Tuesday, July 14, 2009

The VIX to SPX divergance: Bearish, plain and simple.




Here is a prior post of mine (link above) just talking about my opinions on the vix, and it's use as a longer term market tool. (fyi: the vix moved to 35 on that move, not 36....so I overshot the target by 1)

Ok, so big deal... when the market tops the vix bottoms, what good is that? It's not any good
Is it "EASIER" to spot a vix bottom than it is a market top? Nope.

So Why it is important:
Since 956, one would expect since the market is now lower....so obviously the vix must be higher right? WRONG (vix had it's lowest daily close today since Sept 2008!)

This is bearish for the market, and I am sure some super bull would of course argue that the lower vix is bullish, but I would ask them to show me a chart where the vix served as a leading indicator. (its NOT a leading indicator). But more importantly, ok....so if a LOWER vix is bullish, then why are we now NOT above 956 spx? I mean the vix is lower now, so if its "bullish", why are we only at 905? I rest my case.

So the 64,000 question would be "Has the vix bottomed"? I haven't a clue. No one has a clue.
Again there is NO difference is trying to spot an spx top OR a vix bottom, those are BOTH total fools games, and they award no "bonus" points or money in your account.

All that I am reading and interpreting from this divergence is just what it is and nothing more.
It is a piece of the larger puzzle.

The VIX is moving down more, even though though the spx has not moved up.
So back to why this is bearish.
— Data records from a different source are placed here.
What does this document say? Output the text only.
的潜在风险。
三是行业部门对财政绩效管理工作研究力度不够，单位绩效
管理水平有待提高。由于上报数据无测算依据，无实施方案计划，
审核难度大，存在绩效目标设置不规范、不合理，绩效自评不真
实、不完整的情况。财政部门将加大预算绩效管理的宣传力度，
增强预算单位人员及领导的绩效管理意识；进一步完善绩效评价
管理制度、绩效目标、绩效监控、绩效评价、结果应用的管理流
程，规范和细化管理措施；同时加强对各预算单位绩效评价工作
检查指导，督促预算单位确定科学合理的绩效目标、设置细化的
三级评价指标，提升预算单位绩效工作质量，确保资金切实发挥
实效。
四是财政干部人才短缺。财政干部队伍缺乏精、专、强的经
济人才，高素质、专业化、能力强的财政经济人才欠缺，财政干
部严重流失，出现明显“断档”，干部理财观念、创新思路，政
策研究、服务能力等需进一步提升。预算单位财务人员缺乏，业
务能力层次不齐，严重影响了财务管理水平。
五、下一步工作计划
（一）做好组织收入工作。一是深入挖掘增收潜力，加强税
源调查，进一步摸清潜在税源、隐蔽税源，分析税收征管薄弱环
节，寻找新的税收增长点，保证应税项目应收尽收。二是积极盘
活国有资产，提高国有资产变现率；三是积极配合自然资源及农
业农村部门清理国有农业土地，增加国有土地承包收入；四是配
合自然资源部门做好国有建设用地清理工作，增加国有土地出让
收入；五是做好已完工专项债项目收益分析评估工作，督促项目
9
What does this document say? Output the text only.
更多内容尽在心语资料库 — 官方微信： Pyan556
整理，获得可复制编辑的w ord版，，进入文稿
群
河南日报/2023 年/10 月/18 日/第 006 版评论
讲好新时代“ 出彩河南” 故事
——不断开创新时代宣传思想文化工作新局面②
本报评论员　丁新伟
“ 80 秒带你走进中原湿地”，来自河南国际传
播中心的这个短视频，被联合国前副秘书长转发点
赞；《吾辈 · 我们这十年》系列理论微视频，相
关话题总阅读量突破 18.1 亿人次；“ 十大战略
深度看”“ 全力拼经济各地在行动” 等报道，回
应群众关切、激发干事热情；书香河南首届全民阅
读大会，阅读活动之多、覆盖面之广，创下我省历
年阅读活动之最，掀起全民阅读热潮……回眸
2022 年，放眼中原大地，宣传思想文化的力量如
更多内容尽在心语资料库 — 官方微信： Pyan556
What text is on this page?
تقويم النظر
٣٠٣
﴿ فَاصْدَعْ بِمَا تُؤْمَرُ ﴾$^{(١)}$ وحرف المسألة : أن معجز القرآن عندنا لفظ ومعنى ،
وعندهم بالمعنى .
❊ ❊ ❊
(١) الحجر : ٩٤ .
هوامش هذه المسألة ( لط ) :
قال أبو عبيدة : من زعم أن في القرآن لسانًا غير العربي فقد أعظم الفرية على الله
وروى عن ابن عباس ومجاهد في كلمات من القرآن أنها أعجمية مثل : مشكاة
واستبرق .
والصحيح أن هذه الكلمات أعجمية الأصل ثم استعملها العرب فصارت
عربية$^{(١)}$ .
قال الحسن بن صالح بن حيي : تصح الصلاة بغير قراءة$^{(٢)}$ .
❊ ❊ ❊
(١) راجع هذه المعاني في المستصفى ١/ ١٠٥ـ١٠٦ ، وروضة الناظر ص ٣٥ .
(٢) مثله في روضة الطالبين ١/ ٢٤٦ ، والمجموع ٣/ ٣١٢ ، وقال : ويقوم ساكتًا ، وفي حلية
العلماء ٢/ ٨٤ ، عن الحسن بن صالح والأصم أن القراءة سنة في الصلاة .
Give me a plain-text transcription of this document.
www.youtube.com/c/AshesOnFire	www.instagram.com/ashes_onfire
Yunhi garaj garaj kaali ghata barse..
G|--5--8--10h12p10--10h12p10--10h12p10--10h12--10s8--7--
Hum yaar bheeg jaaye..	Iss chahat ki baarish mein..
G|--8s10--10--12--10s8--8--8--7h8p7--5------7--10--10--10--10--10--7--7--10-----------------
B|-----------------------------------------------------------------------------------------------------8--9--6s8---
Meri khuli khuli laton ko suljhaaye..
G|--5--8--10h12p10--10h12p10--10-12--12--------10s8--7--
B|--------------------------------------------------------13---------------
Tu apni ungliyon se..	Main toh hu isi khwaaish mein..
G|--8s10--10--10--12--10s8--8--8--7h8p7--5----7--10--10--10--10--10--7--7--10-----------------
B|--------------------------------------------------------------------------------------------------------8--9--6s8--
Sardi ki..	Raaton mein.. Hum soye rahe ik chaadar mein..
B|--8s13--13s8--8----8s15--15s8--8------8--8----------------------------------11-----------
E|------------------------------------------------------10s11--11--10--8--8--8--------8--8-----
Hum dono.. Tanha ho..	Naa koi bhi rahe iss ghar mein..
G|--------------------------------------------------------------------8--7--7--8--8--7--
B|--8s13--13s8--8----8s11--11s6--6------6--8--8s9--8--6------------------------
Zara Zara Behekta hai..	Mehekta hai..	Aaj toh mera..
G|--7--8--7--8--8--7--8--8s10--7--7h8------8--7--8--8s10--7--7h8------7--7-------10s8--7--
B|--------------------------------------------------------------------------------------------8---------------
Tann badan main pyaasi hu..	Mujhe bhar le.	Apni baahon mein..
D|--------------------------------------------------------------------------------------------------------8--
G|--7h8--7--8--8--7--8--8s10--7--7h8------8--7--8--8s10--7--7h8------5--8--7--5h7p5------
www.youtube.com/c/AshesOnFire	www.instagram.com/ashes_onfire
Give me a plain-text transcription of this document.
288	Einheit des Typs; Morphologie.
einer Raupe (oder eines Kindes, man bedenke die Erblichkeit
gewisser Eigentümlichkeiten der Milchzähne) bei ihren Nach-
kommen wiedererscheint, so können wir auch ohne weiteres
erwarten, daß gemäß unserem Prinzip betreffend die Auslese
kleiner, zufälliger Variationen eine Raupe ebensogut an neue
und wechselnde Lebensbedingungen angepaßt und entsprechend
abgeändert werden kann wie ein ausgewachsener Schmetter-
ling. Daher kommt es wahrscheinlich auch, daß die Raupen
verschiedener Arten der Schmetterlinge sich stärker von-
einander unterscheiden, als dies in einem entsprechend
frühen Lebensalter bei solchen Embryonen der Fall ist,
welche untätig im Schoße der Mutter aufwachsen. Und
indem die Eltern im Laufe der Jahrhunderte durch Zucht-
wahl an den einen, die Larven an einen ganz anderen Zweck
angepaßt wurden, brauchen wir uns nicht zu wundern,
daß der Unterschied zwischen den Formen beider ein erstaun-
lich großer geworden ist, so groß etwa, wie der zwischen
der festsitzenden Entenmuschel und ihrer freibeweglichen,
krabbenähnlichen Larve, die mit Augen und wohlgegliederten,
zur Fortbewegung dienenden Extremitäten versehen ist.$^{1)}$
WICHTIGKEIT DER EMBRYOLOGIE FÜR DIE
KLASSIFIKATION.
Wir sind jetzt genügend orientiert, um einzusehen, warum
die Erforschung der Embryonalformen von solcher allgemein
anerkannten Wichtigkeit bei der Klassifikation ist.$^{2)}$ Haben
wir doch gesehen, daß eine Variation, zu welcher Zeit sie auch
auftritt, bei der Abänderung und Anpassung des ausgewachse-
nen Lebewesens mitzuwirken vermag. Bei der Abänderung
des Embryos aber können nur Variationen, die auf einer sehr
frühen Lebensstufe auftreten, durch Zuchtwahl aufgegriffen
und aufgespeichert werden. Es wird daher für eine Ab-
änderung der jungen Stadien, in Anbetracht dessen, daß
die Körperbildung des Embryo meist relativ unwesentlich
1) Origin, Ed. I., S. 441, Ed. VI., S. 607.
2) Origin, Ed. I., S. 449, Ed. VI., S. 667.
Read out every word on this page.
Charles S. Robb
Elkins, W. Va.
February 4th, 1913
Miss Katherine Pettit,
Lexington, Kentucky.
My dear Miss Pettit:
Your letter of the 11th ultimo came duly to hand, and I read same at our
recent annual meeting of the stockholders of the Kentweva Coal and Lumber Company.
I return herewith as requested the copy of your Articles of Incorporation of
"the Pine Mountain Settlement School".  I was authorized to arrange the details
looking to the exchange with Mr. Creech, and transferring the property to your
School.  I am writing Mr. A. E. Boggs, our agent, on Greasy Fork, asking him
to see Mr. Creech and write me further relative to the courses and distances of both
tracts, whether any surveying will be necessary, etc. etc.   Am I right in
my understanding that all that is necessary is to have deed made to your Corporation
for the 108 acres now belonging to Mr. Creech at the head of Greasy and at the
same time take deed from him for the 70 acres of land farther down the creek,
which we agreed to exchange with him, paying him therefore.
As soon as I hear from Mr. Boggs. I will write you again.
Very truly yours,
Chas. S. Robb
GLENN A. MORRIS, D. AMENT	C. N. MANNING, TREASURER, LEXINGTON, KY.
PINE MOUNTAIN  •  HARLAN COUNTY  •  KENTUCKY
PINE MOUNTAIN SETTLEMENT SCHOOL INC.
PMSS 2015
Pull up at 20 year chart on the vix.
The vix does NOT go under 10. It just doesn't, there is a blip of 9.37 in 2007, which was about it. Is this VIX going to 10 here? I doubt it, it just illustrates that its actually NOT a totally unknown variable, as we know there is a floor to it.

Mathematically...the spx might go to 30,000. (trying to make a point, bear w/ me. There is nothing saying that it cant, this is a total unknown variable)

We do know, that the vix can NOT go below ZERO.
And it basically never goes below 10, from its history, even in raging bull markets.
(So this has a limit to it, making it differant)

In conclusion, the observation is such:
The "Fear" is departing, yet the market is NOT moving up "lock in step" with it.

Well if the market is not really going up (as much compared relativly) when the fear is departing, then what is going to happen to the market then when the fear returns?